Es liegt auf der Hand. Die römisch-katholische Kirche weiß um die Wahrheit des Evangeliums über die „unsterbliche“ bzw. sterbliche Seele, vertritt aber dennoch die Thesen der alten Griechen. Vor wenigen Jahrhunderten hat diese Kirche Menschen dafür umbringen lassen, wenn sie diese römische Irrlehre ablehnten und auf die Wahrheit des Evangeliums pochten.

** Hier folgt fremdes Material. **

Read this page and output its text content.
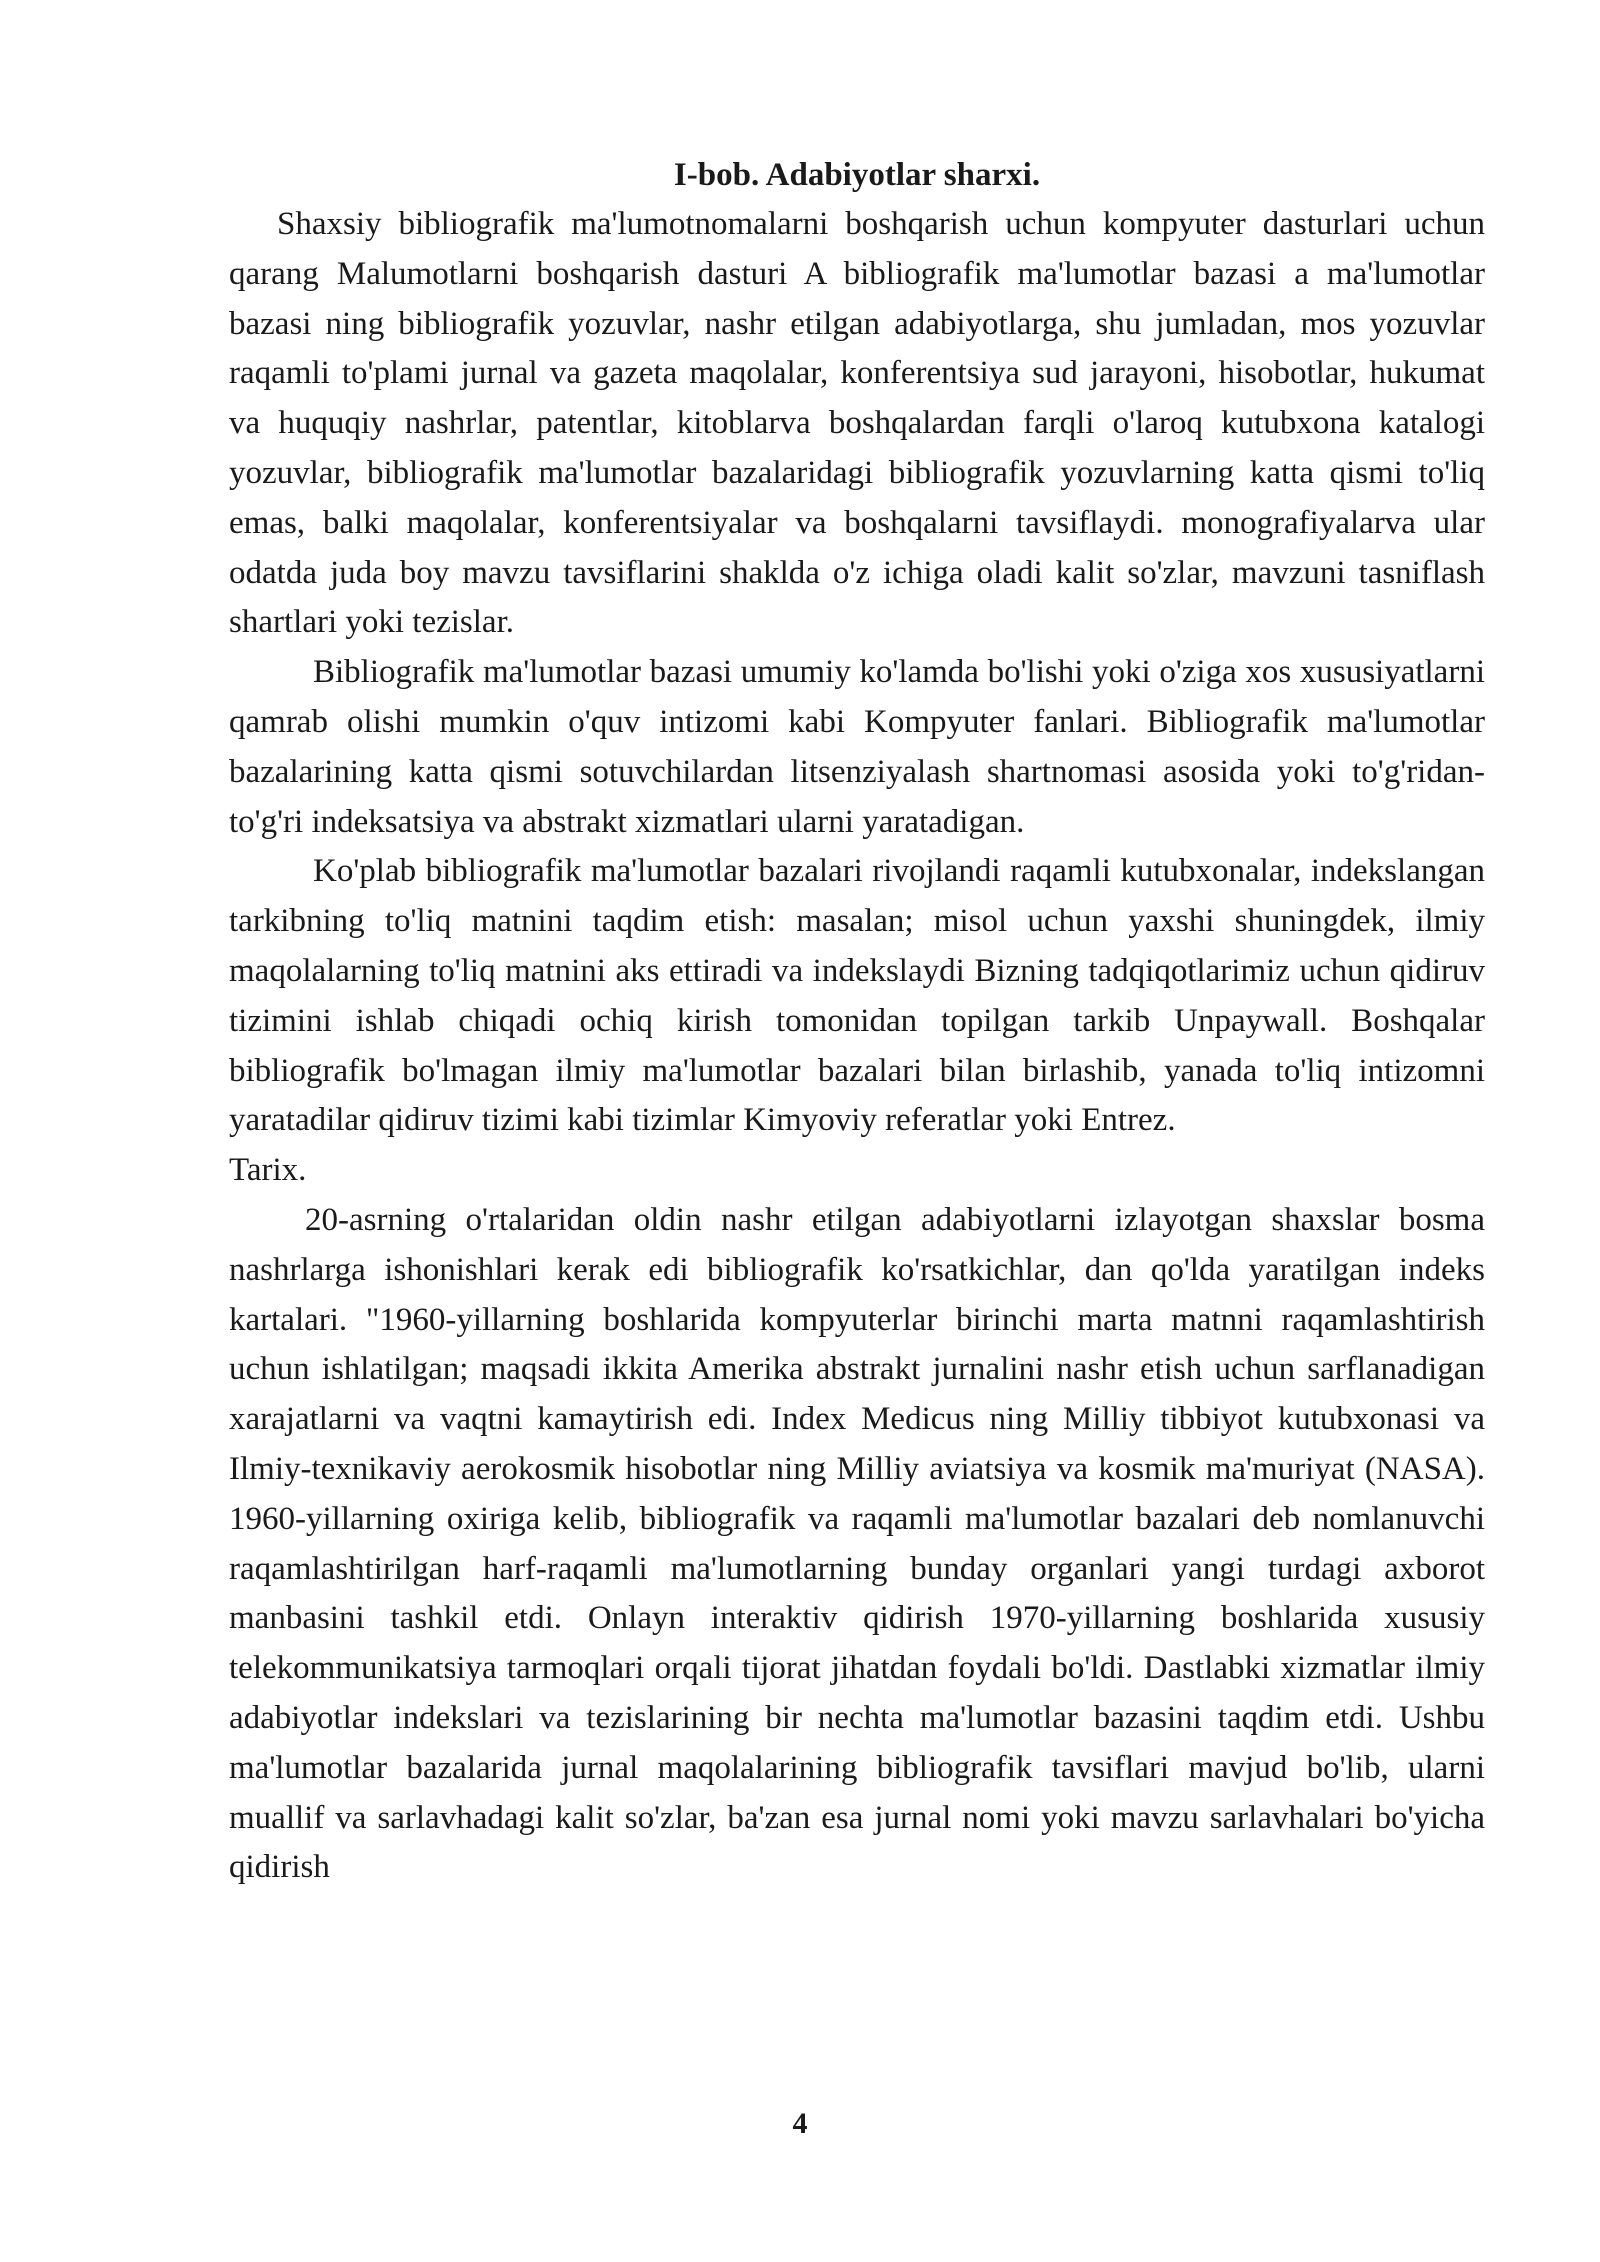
I-bob. Adabiyotlar sharxi.

Shaxsiy bibliografik ma'lumotnomalarni boshqarish uchun kompyuter dasturlari uchun qarang Malumotlarni boshqarish dasturi A bibliografik ma'lumotlar bazasi a ma'lumotlar bazasi ning bibliografik yozuvlar, nashr etilgan adabiyotlarga, shu jumladan, mos yozuvlar raqamli to'plami jurnal va gazeta maqolalar, konferentsiya sud jarayoni, hisobotlar, hukumat va huquqiy nashrlar, patentlar, kitoblarva boshqalardan farqli o'laroq kutubxona katalogi yozuvlar, bibliografik ma'lumotlar bazalaridagi bibliografik yozuvlarning katta qismi to'liq emas, balki maqolalar, konferentsiyalar va boshqalarni tavsiflaydi. monografiyalarva ular odatda juda boy mavzu tavsiflarini shaklda o'z ichiga oladi kalit so'zlar, mavzuni tasniflash shartlari yoki tezislar.

Bibliografik ma'lumotlar bazasi umumiy ko'lamda bo'lishi yoki o'ziga xos xususiyatlarni qamrab olishi mumkin o'quv intizomi kabi Kompyuter fanlari. Bibliografik ma'lumotlar bazalarining katta qismi sotuvchilardan litsenziyalash shartnomasi asosida yoki to'g'ridan-to'g'ri indeksatsiya va abstrakt xizmatlari ularni yaratadigan.

Ko'plab bibliografik ma'lumotlar bazalari rivojlandi raqamli kutubxonalar, indekslangan tarkibning to'liq matnini taqdim etish: masalan; misol uchun yaxshi shuningdek, ilmiy maqolalarning to'liq matnini aks ettiradi va indekslaydi Bizning tadqiqotlarimiz uchun qidiruv tizimini ishlab chiqadi ochiq kirish tomonidan topilgan tarkib Unpaywall. Boshqalar bibliografik bo'lmagan ilmiy ma'lumotlar bazalari bilan birlashib, yanada to'liq intizomni yaratadilar qidiruv tizimi kabi tizimlar Kimyoviy referatlar yoki Entrez.

Tarix.

20-asrning o'rtalaridan oldin nashr etilgan adabiyotlarni izlayotgan shaxslar bosma nashrlarga ishonishlari kerak edi bibliografik ko'rsatkichlar, dan qo'lda yaratilgan indeks kartalari. "1960-yillarning boshlarida kompyuterlar birinchi marta matnni raqamlashtirish uchun ishlatilgan; maqsadi ikkita Amerika abstrakt jurnalini nashr etish uchun sarflanadigan xarajatlarni va vaqtni kamaytirish edi. Index Medicus ning Milliy tibbiyot kutubxonasi va Ilmiy-texnikaviy aerokosmik hisobotlar ning Milliy aviatsiya va kosmik ma'muriyat (NASA). 1960-yillarning oxiriga kelib, bibliografik va raqamli ma'lumotlar bazalari deb nomlanuvchi raqamlashtirilgan harf-raqamli ma'lumotlarning bunday organlari yangi turdagi axborot manbasini tashkil etdi. Onlayn interaktiv qidirish 1970-yillarning boshlarida xususiy telekommunikatsiya tarmoqlari orqali tijorat jihatdan foydali bo'ldi. Dastlabki xizmatlar ilmiy adabiyotlar indekslari va tezislarining bir nechta ma'lumotlar bazasini taqdim etdi. Ushbu ma'lumotlar bazalarida jurnal maqolalarining bibliografik tavsiflari mavjud bo'lib, ularni muallif va sarlavhadagi kalit so'zlar, ba'zan esa jurnal nomi yoki mavzu sarlavhalari bo'yicha qidirish

4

Glaube an „unsterbliche Seele“ ist Spiritimus

Spiritualität

Glaube an Geister oder Seelen Verstorbener ist Spiritismus

Der Glaube an eine unsterbliche Seele steht im Widerspruch des Evangeliums. Es ist kein „Kavaliersdelikt“, sondern es ist fatal. So wie der Glaube an das Erlösungswerk Jesu Christi (gemäß des Evangeliums) zur Rechtfertigung des Menschen führt, genauso ist mit dem Glauben an eine „unsterbliche Seele“ der Tatbestand des Spiritismus erfüllt. In Augen Gottes nicht nur verwerflich, sondern ein Gräuel. Denn der Glaube an die „lebendigen Seelen Verstorbener“ eröffnet neben den Möglichkeiten weiterer fantasievollen Irrlehren auch Türe und Tore für den Zugang der willfährigen Handlanger des großen Widersachers.

Die römisch-katholische Kirche hat die Möglichkeiten eines (Irr-) Glaubens an eine „unsterbliche Seele“ genutzt und die Thesen über Fegefeuer, buchstäbliche Hölle, Fürbitten an „Heilige“ und Ablässe sowie Messe auch für Verstorbene eingeführt. Alles völlig unmögliche Dinge, wenn man bedenkt, dass die „unsterbliche Seele“ gar nicht existiert. Und die (einst) protestantischen Kirchen plappern es einfach nach. Noch wird die „Heilige Messe“ nicht zusammen mit der Kirche Roms gefeiert, aber der Wunsch danach ist bereits sehr groß (Infos).

Unbekümmertheit der Menschen

Eine weitere Falle dieses Irrglaubens liegt in der Unbekümmertheit der Menschen. „Warum soll ich mich um Gottes Willen kümmern, wenn ich doch auch nach dem Tod einfach weiterlebe?“ Sünde hin, Sünde her, am Ende gebe es eine „moralische Läuterung“ und alle seien erlöst. Derlei Thesen vertreten inzwischen jene Kirchen, die immer noch behaupten, auf dem Fundament eines Martin Luthers zu stehen.

ihn, dessen Kommen aufgrund der Wirkung des Satans erfolgt, unter Entfaltung aller betrügerischen Kräfte, Zeichen und Wunder und aller Verführung der Ungerechtigkeit bei denen, die verlorengehen, weil sie die Liebe zur Wahrheit nicht angenommen haben, durch die sie hätten gerettet werden können. Darum wird ihnen Gott eine wirksame Kraft der Verführung senden, so daß sie der Lüge glauben, damit alle gerichtet werden, die der Wahrheit nicht geglaubt haben, sondern Wohlgefallen hatten an der Ungerechtigkeit.